Autonomy milestone, energy growth and resilient financials despite lower deliveries for Tesla in second-quarter

Overview

Tesla’s Q2 2025 marked a strategic pivot as the company launched its first Robotaxi service and made its first fully autonomous customer delivery. While overall revenue and automotive deliveries were still below 2024 levels, the quarter represented a transition from a purely automotive and energy company to a broader technology and AI platform.

CEO Elon Musk and the Tesla team emphasized their focus on scaling autonomy and AI as the company ramps toward volume production of new, more affordable models and prepares for Cybercab and Semi in 2026. Tesla also expanded its global energy deployments and AI infrastructure significantly, even amid a volatile macroeconomic environment.

Q2 2025 vs. Q2 2024:

  • Total revenue declined to $22.5bn (-12% YoY), reflecting lower vehicle deliveries (-13% YoY), reduced average selling prices (ASP) and decline in regulatory credits revenue.
    • Automotive revenue also decreased to $16.7bn (-16% YoY), with Model 3/Y deliveries of 373,728 units and other models deliveries of 10,394 units.
    • Energy generation and storage revenue recorded a value of $2.8bn (-7% YoY), with megapack deployments from Shanghai factory began and 12th consecutive TTM record in energy storage volumes.
    • Services and other revenue was $3.0bn (+17% YoY), reflecting growth in service-related revenue and supercharging profitability.
  • GAAP net income fell to $1.17bn (-16% YoY), while non-GAAP net income also decreased to a value of $1.39bn (-23% YoY).
  • In the same way, GAAP EPS recorded a value of $0.33 (-18% YoY), while non-GAAP EPS was $0.40 (-23% YoY).
  • Operating income decreased to $923m (-42% YoY), with an operating margin of 4.1% (-219bps YoY), but the company had lower cost per vehicle and improved energy margins.
  • Operating expenses increased to $2.75bn (+9% YoY) due to higher R&D investments, especially in AI and autonomy (e.g., Optimus bot, FSD, Robotaxi).
  • Operating margin recorded a value of 2.1% (-343bps YoY).
  • Adjusted EBITDA declined to $3.4bn (-7% YoY), with adjusted EBITDA margin of 15.1% (+71bps YoY).
  • Free cash flow declined to $146m (-89% YoY), while operating cash flow recorded a value of $2.54bn (-30% YoY).
  • Cash & investments were $36.8bn (flat QoQ), while capital expenditures (CapEx) grew slightly to $2.39bn (+5% YoY).
  • Tesla launched in Q2 its first Robotaxi service in Austin with a safety driver, completed its first fully autonomous vehicle delivery, and introduced an app that integrates ride requests, climate control, entertainment, and payment.
  • Tesla produced 410,244 vehicles in Q2 (flat YoY), expanded its Supercharging network to 7,377 stations and 70,228 connectors (+18% YoY), and grew services gross profit by 64% quarter-over-quarter.

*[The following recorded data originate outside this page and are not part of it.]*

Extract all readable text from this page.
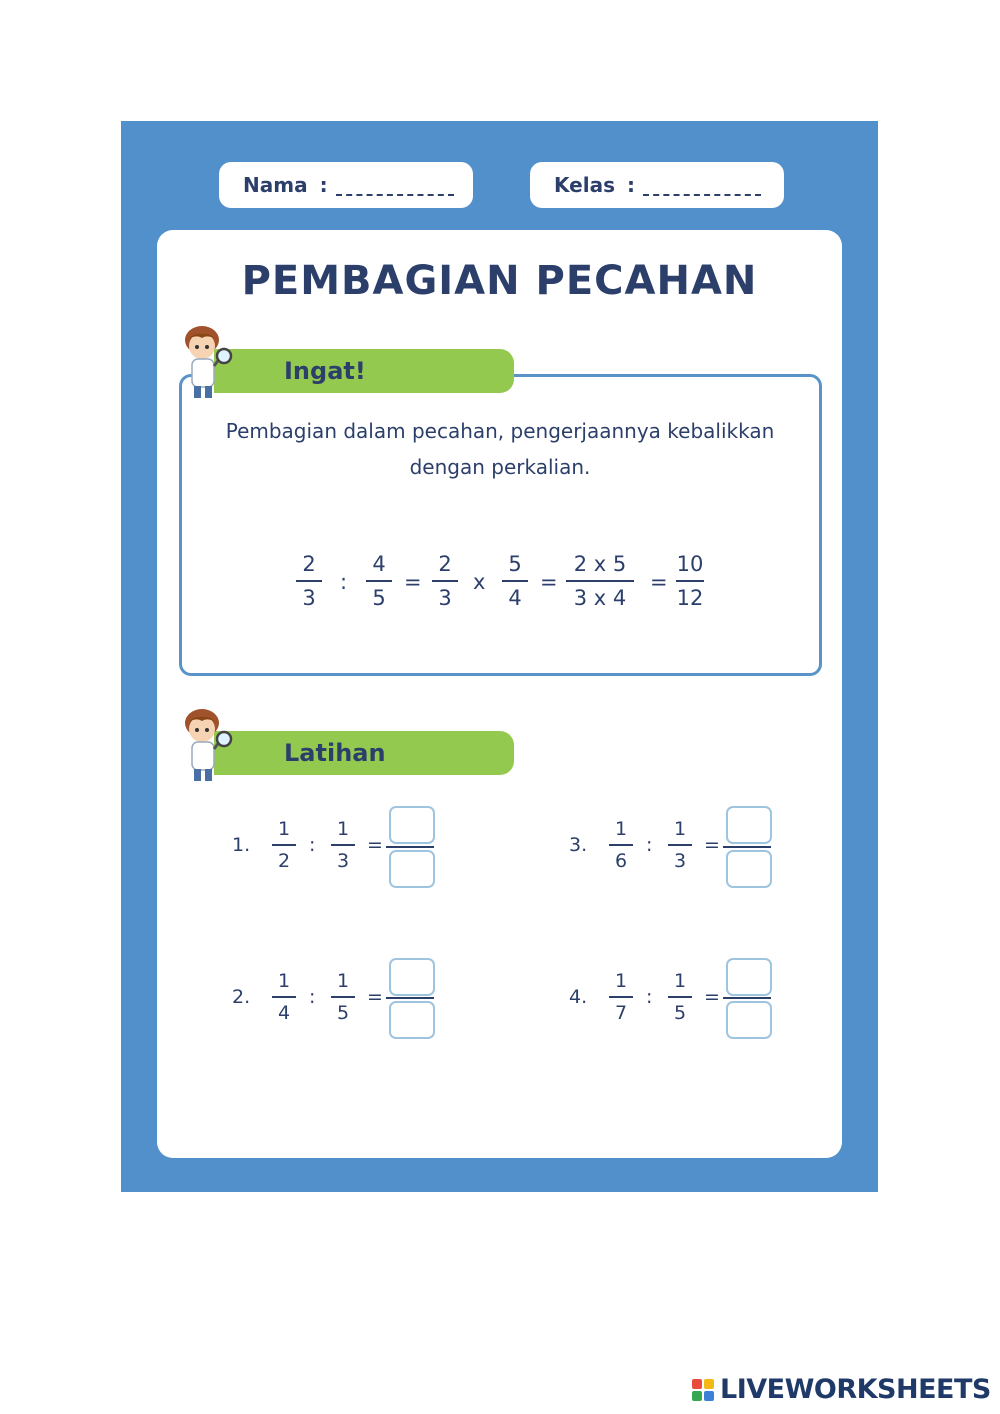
Nama :	Kelas :
PEMBAGIAN PECAHAN
Ingat!
Pembagian dalam pecahan, pengerjaannya kebalikkan
dengan perkalian.
2
3
:
4
5
=
2
3
x
5
4
=
2 x 5
3 x 4
=
10
12
Latihan
1.
1
2
:
1
3
=
2.
1
4
:
1
5
=
3.
1
6
:
1
3
=
4.
1
7
:
1
5
=
LIVEWORKSHEETS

Tesla reiterated its long-term focus on scaling autonomy through rapid software development and fleet deployment, beginning production of more affordable models in H2 2025, launching Cybercab at scale in 2026, expanding global energy storage capacity to meet rising demand, and growing AI-driven services across both customer and internal applications. Despite ongoing macroeconomic uncertainty, the company expects software and AI-related margin growth to increasingly offset pressure on hardware margins.

Tesla shares declined sharply in after-hours trading on July 23, falling by over 4% following the release of its Q2 2025 results. This negative reaction reflects investor concerns despite recent technical consolidation near local highs. At the close of the regular session, the stock traded at $332.56, with a notable drop to around $318.40 in the post-market, placing it below both the 50-day and 200-day simple moving averages. Although Tesla had been slowly recovering since late April, the stock remains down over 12% year-to-date, underperforming broader indices and many tech peers. The RSI stood at 57.00 prior to the earnings release, indicating moderate bullish momentum that now risks fading if the selloff persists. A sustained breakdown below the $315-$318 support zone could signal renewed downside risk, while a recovery back above $330 would be essential to reestablish near-term bullish structure.